Degas’s ballet works, which the artist began creating in the 1860s and continued making until the years before his death, in 1917, were infused with a very modern sensibility. Instead of idealized vis -ions of delicate creatures pirouetting onstage, he offered images of young girls congregating, practicing, laboring, dancing, training, and hanging around studios and the backstage areas of the theater. Occasionally, portly men or dark figures appear, directing or otherwise coloring the proceedings. “People call me the painter of dancing girls,” Degas is said to have once told his Paris art dealer Ambroise Vollard, the Larry Gagosian of the day. “It has never occurred to them that my chief interest in dancers lies in rendering movement and painting pretty clothes.” It’s an unsentimental place, Degas’s ballet, and his representation of the dancers is far from sympathetic.
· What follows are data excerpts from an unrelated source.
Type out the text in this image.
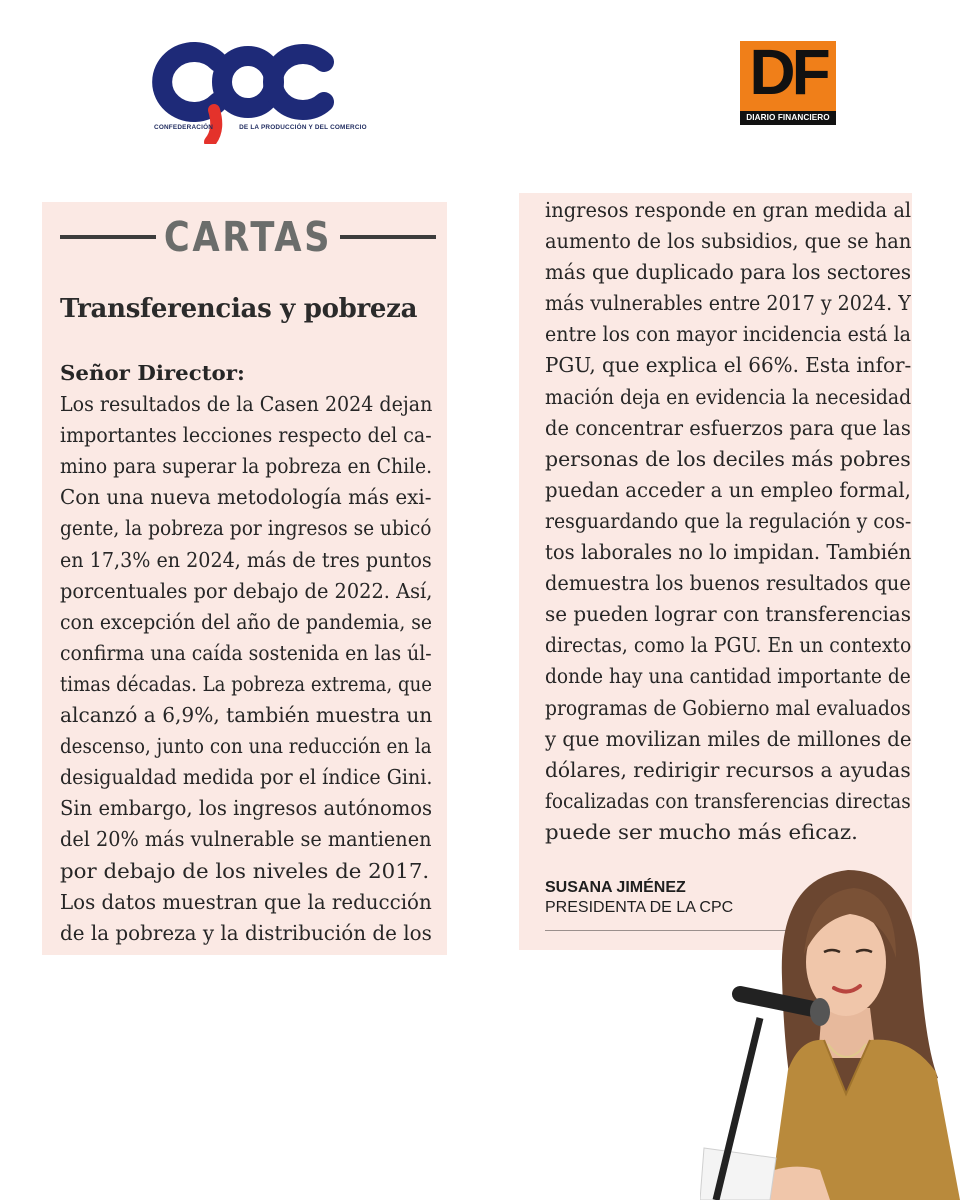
CONFEDERACIÓN	DE LA PRODUCCIÓN Y DEL COMERCIO
DF
DIARIO FINANCIERO
CARTAS
Transferencias y pobreza
Señor Director:
Los resultados de la Casen 2024 dejan
importantes lecciones respecto del ca-
mino para superar la pobreza en Chile.
Con una nueva metodología más exi-
gente, la pobreza por ingresos se ubicó
en 17,3% en 2024, más de tres puntos
porcentuales por debajo de 2022. Así,
con excepción del año de pandemia, se
confirma una caída sostenida en las úl-
timas décadas. La pobreza extrema, que
alcanzó a 6,9%, también muestra un
descenso, junto con una reducción en la
desigualdad medida por el índice Gini.
Sin embargo, los ingresos autónomos
del 20% más vulnerable se mantienen
por debajo de los niveles de 2017.
Los datos muestran que la reducción
de la pobreza y la distribución de los
ingresos responde en gran medida al
aumento de los subsidios, que se han
más que duplicado para los sectores
más vulnerables entre 2017 y 2024. Y
entre los con mayor incidencia está la
PGU, que explica el 66%. Esta infor-
mación deja en evidencia la necesidad
de concentrar esfuerzos para que las
personas de los deciles más pobres
puedan acceder a un empleo formal,
resguardando que la regulación y cos-
tos laborales no lo impidan. También
demuestra los buenos resultados que
se pueden lograr con transferencias
directas, como la PGU. En un contexto
donde hay una cantidad importante de
programas de Gobierno mal evaluados
y que movilizan miles de millones de
dólares, redirigir recursos a ayudas
focalizadas con transferencias directas
puede ser mucho más eficaz.
SUSANA JIMÉNEZ
PRESIDENTA DE LA CPC
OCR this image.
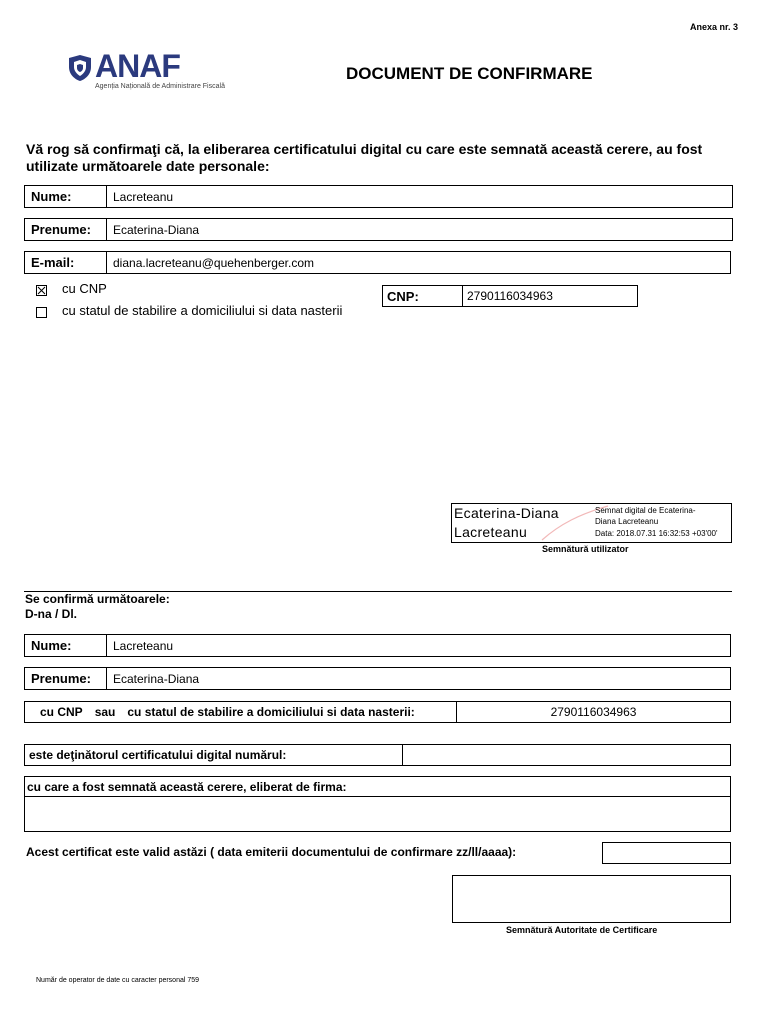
Anexa nr. 3
ANAF
Agenția Națională de Administrare Fiscală
DOCUMENT DE CONFIRMARE
Vă rog să confirmaţi că, la eliberarea certificatului digital cu care este semnată această cerere, au fost utilizate următoarele date personale:
Nume:	Lacreteanu
Prenume:	Ecaterina-Diana
E-mail:	diana.lacreteanu@quehenberger.com
cu CNP
cu statul de stabilire a domiciliului si data nasterii
CNP:	2790116034963
Ecaterina-Diana
Lacreteanu
Semnat digital de Ecaterina-
Diana Lacreteanu
Data: 2018.07.31 16:32:53 +03'00'
Semnătură utilizator
Se confirmă următoarele:
D-na / Dl.
Nume:	Lacreteanu
Prenume:	Ecaterina-Diana
cu CNP sau cu statul de stabilire a domiciliului si data nasterii:	2790116034963
este deţinătorul certificatului digital numărul:
cu care a fost semnată această cerere, eliberat de firma:
Acest certificat este valid astăzi ( data emiterii documentului de confirmare zz/ll/aaaa):
Semnătură Autoritate de Certificare
Număr de operator de date cu caracter personal 759
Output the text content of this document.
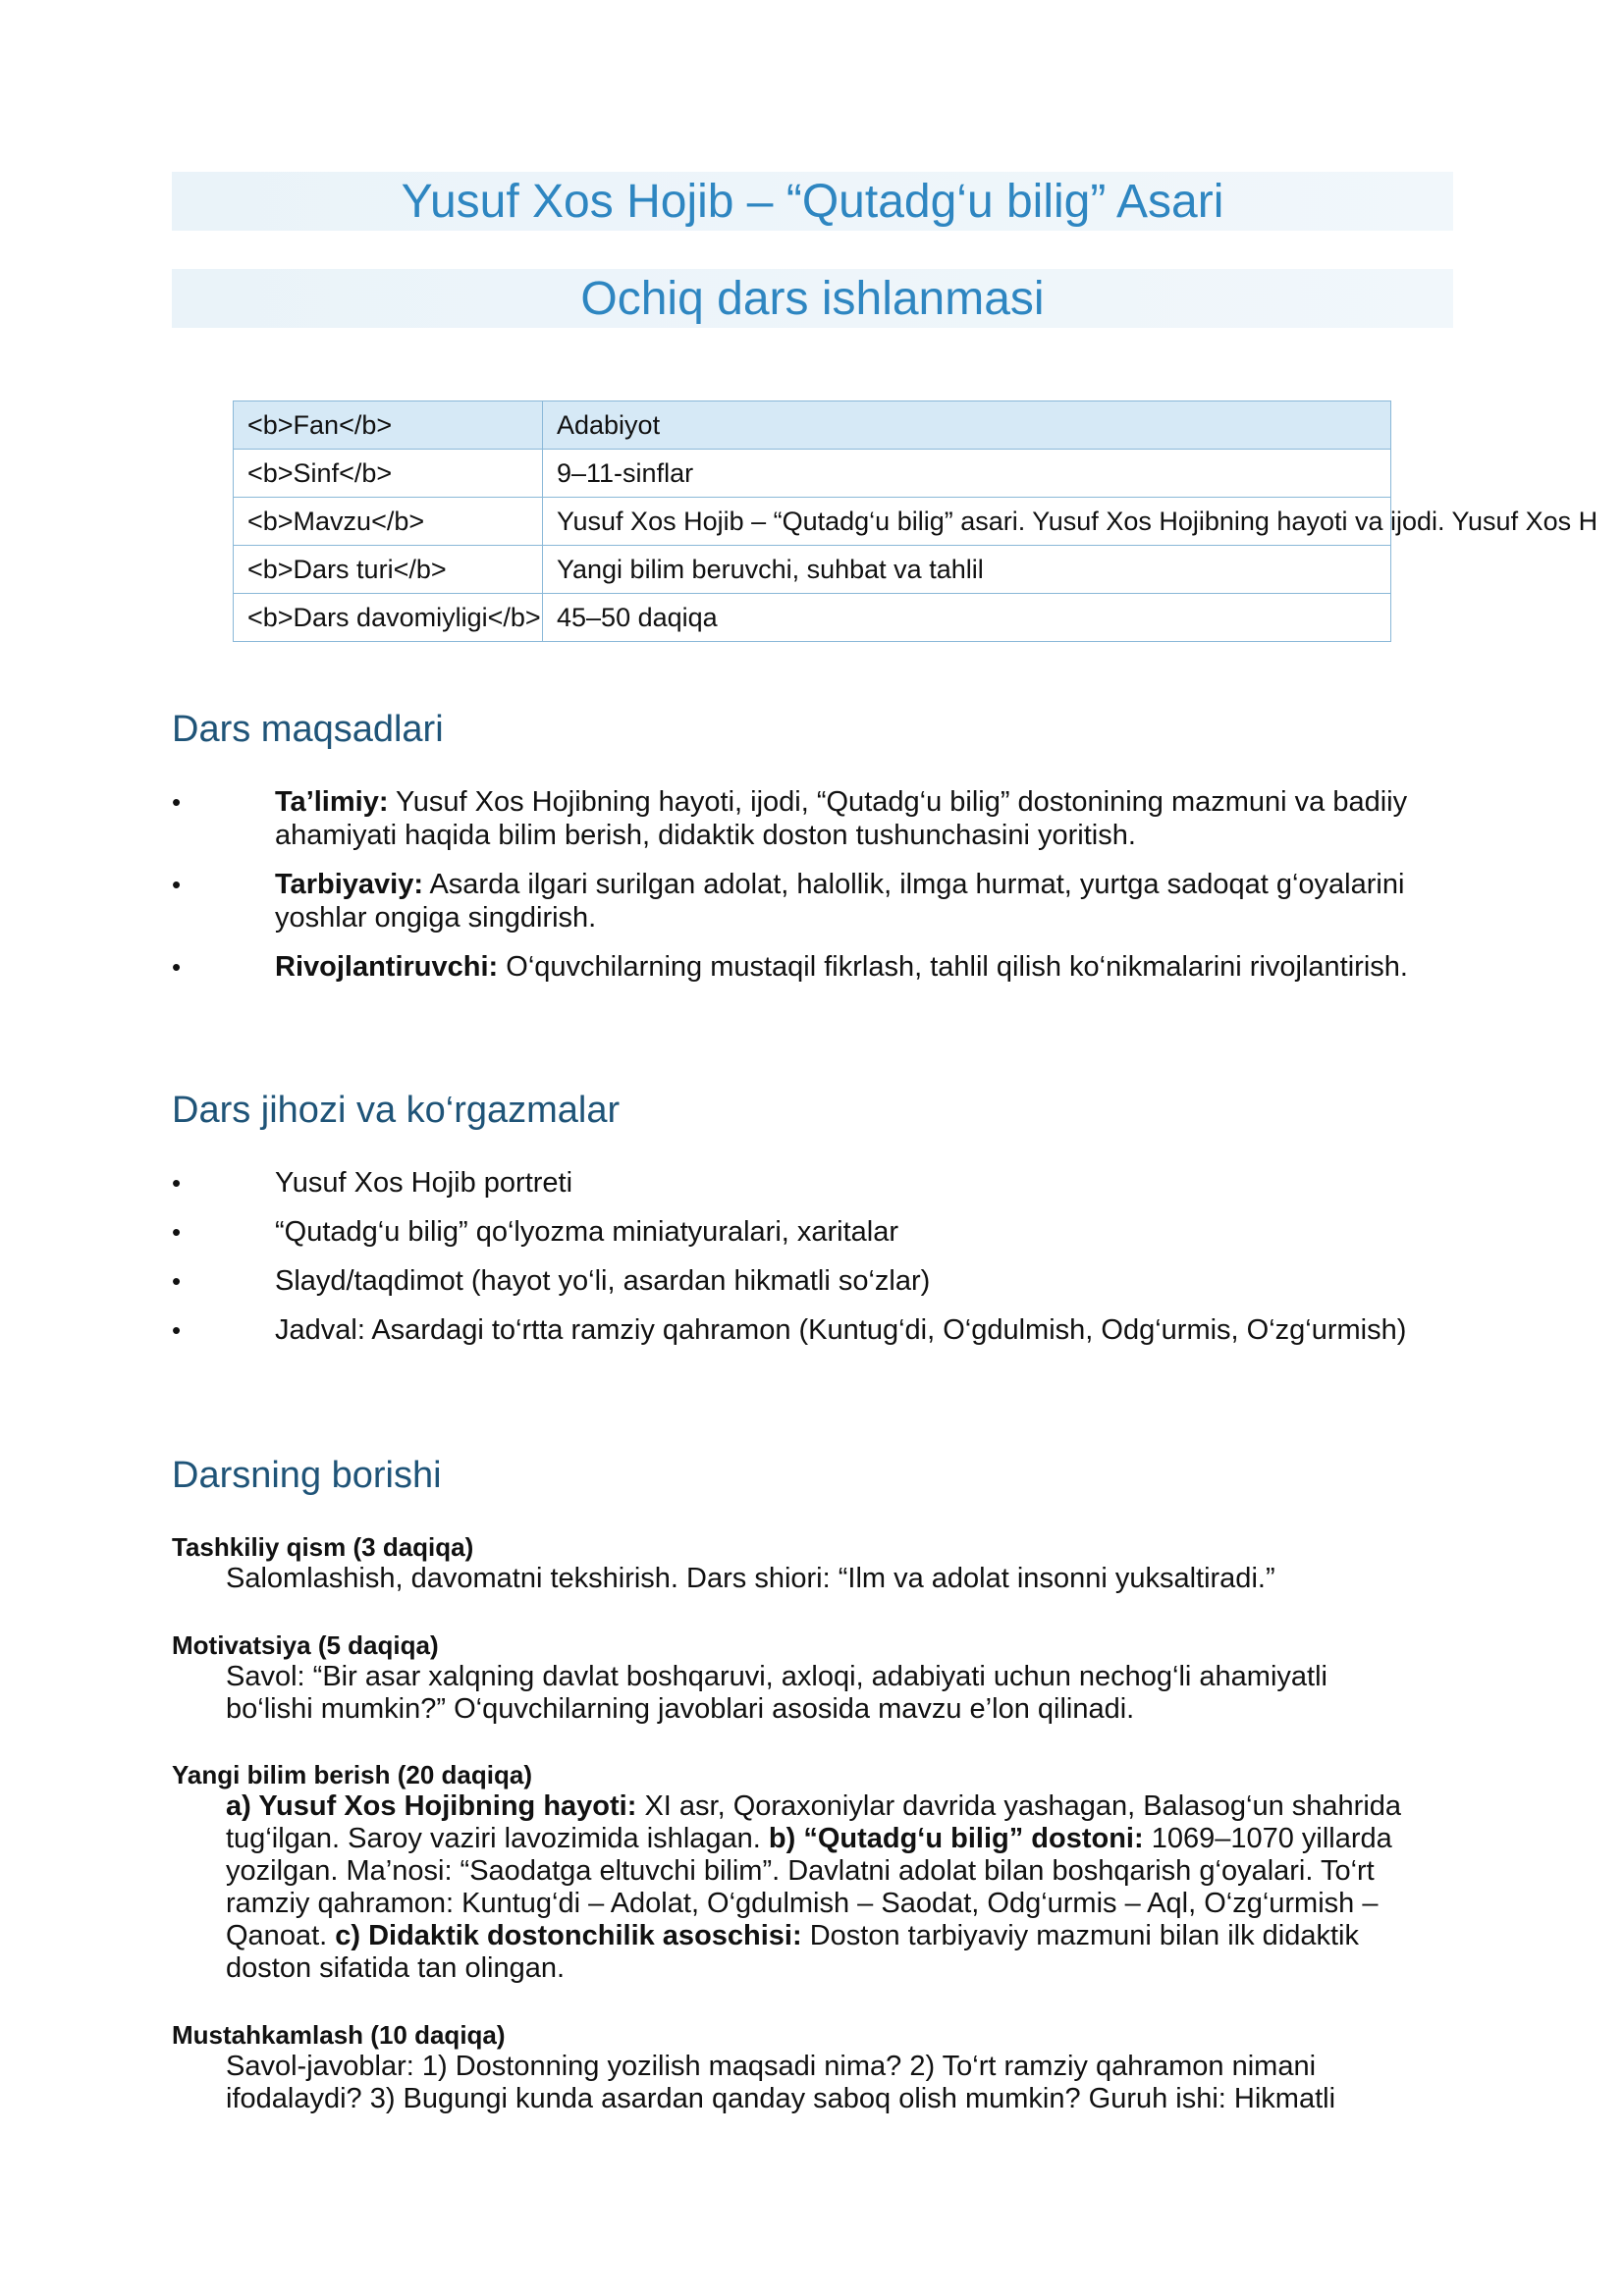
Yusuf Xos Hojib – “Qutadg‘u bilig” Asari
Ochiq dars ishlanmasi
<b>Fan</b>	Adabiyot
<b>Sinf</b>	9–11-sinflar
<b>Mavzu</b>	Yusuf Xos Hojib – “Qutadg‘u bilig” asari. Yusuf Xos Hojibning hayoti va ijodi. Yusuf Xos H
<b>Dars turi</b>	Yangi bilim beruvchi, suhbat va tahlil
<b>Dars davomiyligi</b>	45–50 daqiqa
Dars maqsadlari
•	Ta’limiy: Yusuf Xos Hojibning hayoti, ijodi, “Qutadg‘u bilig” dostonining mazmuni va badiiy ahamiyati haqida bilim berish, didaktik doston tushunchasini yoritish.
•	Tarbiyaviy: Asarda ilgari surilgan adolat, halollik, ilmga hurmat, yurtga sadoqat g‘oyalarini yoshlar ongiga singdirish.
•	Rivojlantiruvchi: O‘quvchilarning mustaqil fikrlash, tahlil qilish ko‘nikmalarini rivojlantirish.
Dars jihozi va ko‘rgazmalar
•	Yusuf Xos Hojib portreti
•	“Qutadg‘u bilig” qo‘lyozma miniatyuralari, xaritalar
•	Slayd/taqdimot (hayot yo‘li, asardan hikmatli so‘zlar)
•	Jadval: Asardagi to‘rtta ramziy qahramon (Kuntug‘di, O‘gdulmish, Odg‘urmis, O‘zg‘urmish)
Darsning borishi
Tashkiliy qism (3 daqiqa)
Salomlashish, davomatni tekshirish. Dars shiori: “Ilm va adolat insonni yuksaltiradi.”
Motivatsiya (5 daqiqa)
Savol: “Bir asar xalqning davlat boshqaruvi, axloqi, adabiyati uchun nechog‘li ahamiyatli bo‘lishi mumkin?” O‘quvchilarning javoblari asosida mavzu e’lon qilinadi.
Yangi bilim berish (20 daqiqa)
a) Yusuf Xos Hojibning hayoti: XI asr, Qoraxoniylar davrida yashagan, Balasog‘un shahrida tug‘ilgan. Saroy vaziri lavozimida ishlagan. b) “Qutadg‘u bilig” dostoni: 1069–1070 yillarda yozilgan. Ma’nosi: “Saodatga eltuvchi bilim”. Davlatni adolat bilan boshqarish g‘oyalari. To‘rt ramziy qahramon: Kuntug‘di – Adolat, O‘gdulmish – Saodat, Odg‘urmis – Aql, O‘zg‘urmish – Qanoat. c) Didaktik dostonchilik asoschisi: Doston tarbiyaviy mazmuni bilan ilk didaktik doston sifatida tan olingan.
Mustahkamlash (10 daqiqa)
Savol-javoblar: 1) Dostonning yozilish maqsadi nima? 2) To‘rt ramziy qahramon nimani ifodalaydi? 3) Bugungi kunda asardan qanday saboq olish mumkin? Guruh ishi: Hikmatli
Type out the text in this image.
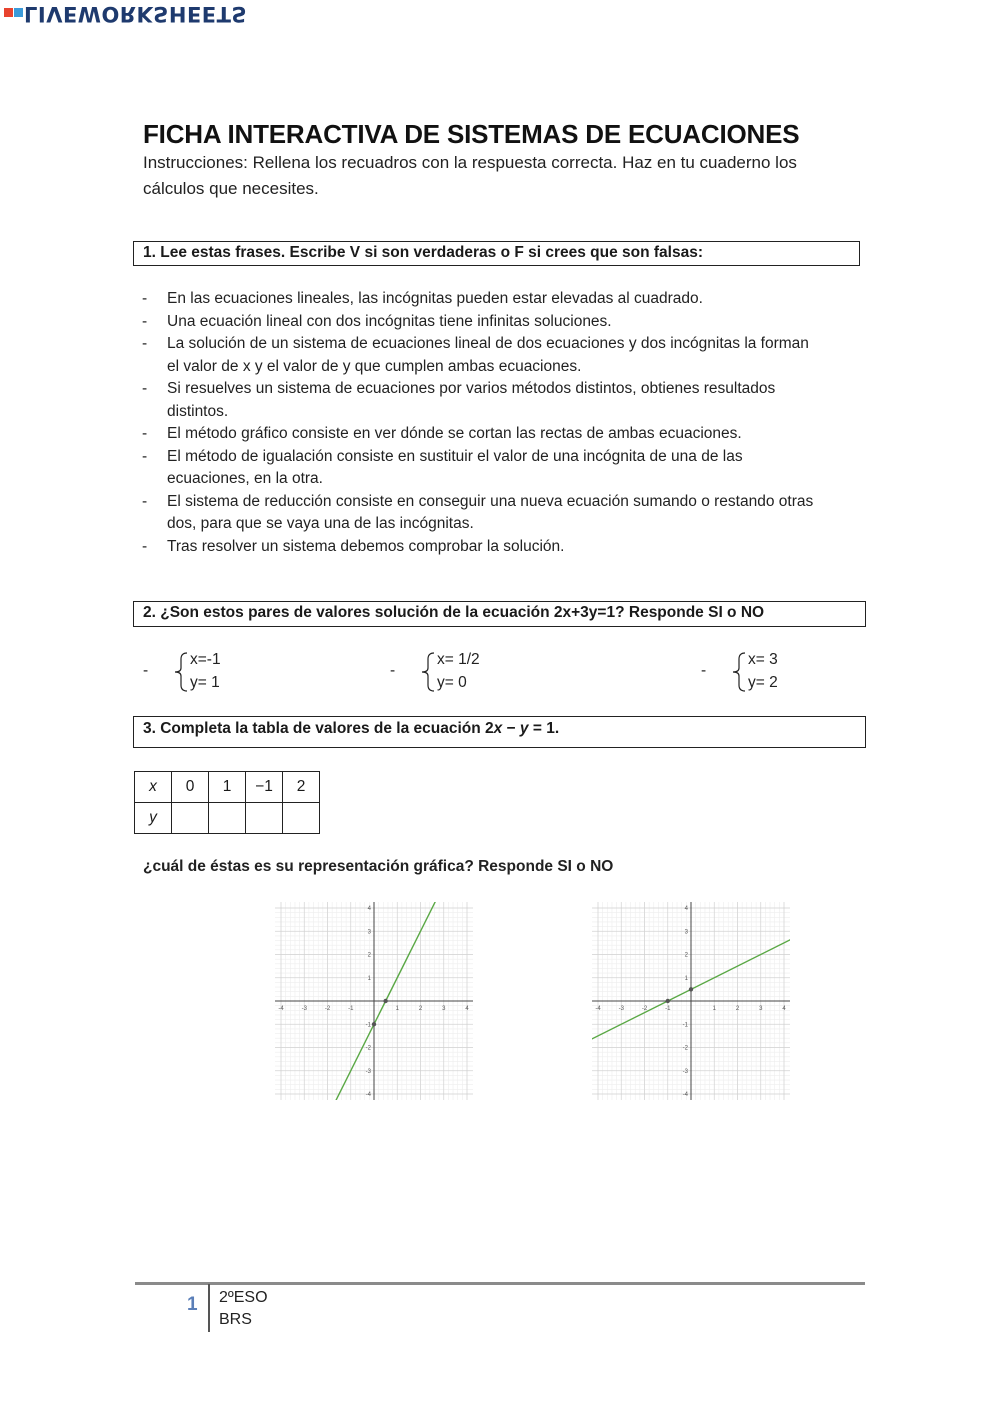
LIVEWORKSHEETS
FICHA INTERACTIVA DE SISTEMAS DE ECUACIONES
Instrucciones: Rellena los recuadros con la respuesta correcta. Haz en tu cuaderno los cálculos que necesites.
1. Lee estas frases. Escribe V si son verdaderas o F si crees que son falsas:
- En las ecuaciones lineales, las incógnitas pueden estar elevadas al cuadrado.
- Una ecuación lineal con dos incógnitas tiene infinitas soluciones.
- La solución de un sistema de ecuaciones lineal de dos ecuaciones y dos incógnitas la forman el valor de x y el valor de y que cumplen ambas ecuaciones.
- Si resuelves un sistema de ecuaciones por varios métodos distintos, obtienes resultados distintos.
- El método gráfico consiste en ver dónde se cortan las rectas de ambas ecuaciones.
- El método de igualación consiste en sustituir el valor de una incógnita de una de las ecuaciones, en la otra.
- El sistema de reducción consiste en conseguir una nueva ecuación sumando o restando otras dos, para que se vaya una de las incógnitas.
- Tras resolver un sistema debemos comprobar la solución.
2. ¿Son estos pares de valores solución de la ecuación 2x+3y=1? Responde SI o NO
-
x=-1
y= 1
-
x= 1/2
y= 0
-
x= 3
y= 2
3. Completa la tabla de valores de la ecuación 2x − y = 1.
x	0	1	−1	2
y				
¿cuál de éstas es su representación gráfica? Responde SI o NO
-4
-4
-3
-3
-2
-2
-1
-1
1
1
2
2
3
3
4
4
-4
-4
-3
-3
-2
-2
-1
-1
1
1
2
2
3
3
4
4
1 2ºESO
BRS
But it’s a space where he discovered not only a freedom for himself as an artist but also a kind of beauty that existed behind all the beauty of the performance and in the struggle of his subjects to become something.
“Degas’s focus on dance is part of his engagement with depicting the subjects, spaces, rhythms, and sensations of modern life,” says Jodi Hauptman, senior curator in the department of drawings and prints at New York’s Museum of Modern Art, where an exhibition that explores Degas’s extensive work in monotype, “Edgar Degas: A Strange New Beauty,” opens this month. “His vision wanders and focuses, taking note of what usually is overlooked and homing in on what best reflects the conditions of his time.”
In her own way, Copeland is now forcing people to look at ballet through a more contemporary lens. “I see a great affinity between Degas’s dancers and Misty,” says Thelma Golden, director and chief curator of the Studio Museum in Harlem. “She has knocked aside a long-standing music-box stereotype of the ballerina and replaced it with a thoroughly modern, multicultural image of presence and power,” Golden says. “Misty reminds us that even the greatest artists are humans living real lives.”
The first blush with ballet for Copeland was famously unromantic. Her mother, Sylvia DelaCerna, was a cheerleader for the Kansas City Chiefs, and her older sister had been a member of the drill team at their middle school in Hawthorne, near their home in San Pedro, California. So, at the age of 13, Copeland decided to try out for the drill squad herself, choreographing her own routine—to George Michael’s “I Want Your Sex.” “An odd choice of song,” she says. “I chose ‘I Want Your Sex’ not really knowing anything about what that meant. But that’s how my whole dance career took off.”
Copeland didn’t just make the team; she was named captain. Her drill coach, Elizabeth Cantine, had a background in classical dance and suggested that Copeland try taking a ballet class at the local Boys & Girls Club. “The class was given on a basketball court, and I was wearing my gym clothes and socks—pretty far from a Degas painting,” Copeland recalls. But she was hooked. Within three months, she was dancing en pointe. “Before dance came into my life, I don’t really remember having any major goals or dreams of wanting to be anything. In the environment I grew up in, we were constantly in survival mode,” Copeland says. “I went to school, and I was really just trying to fit in and not be seen. But ballet was this thing that just felt so innate in me, like I was meant to be doing this.”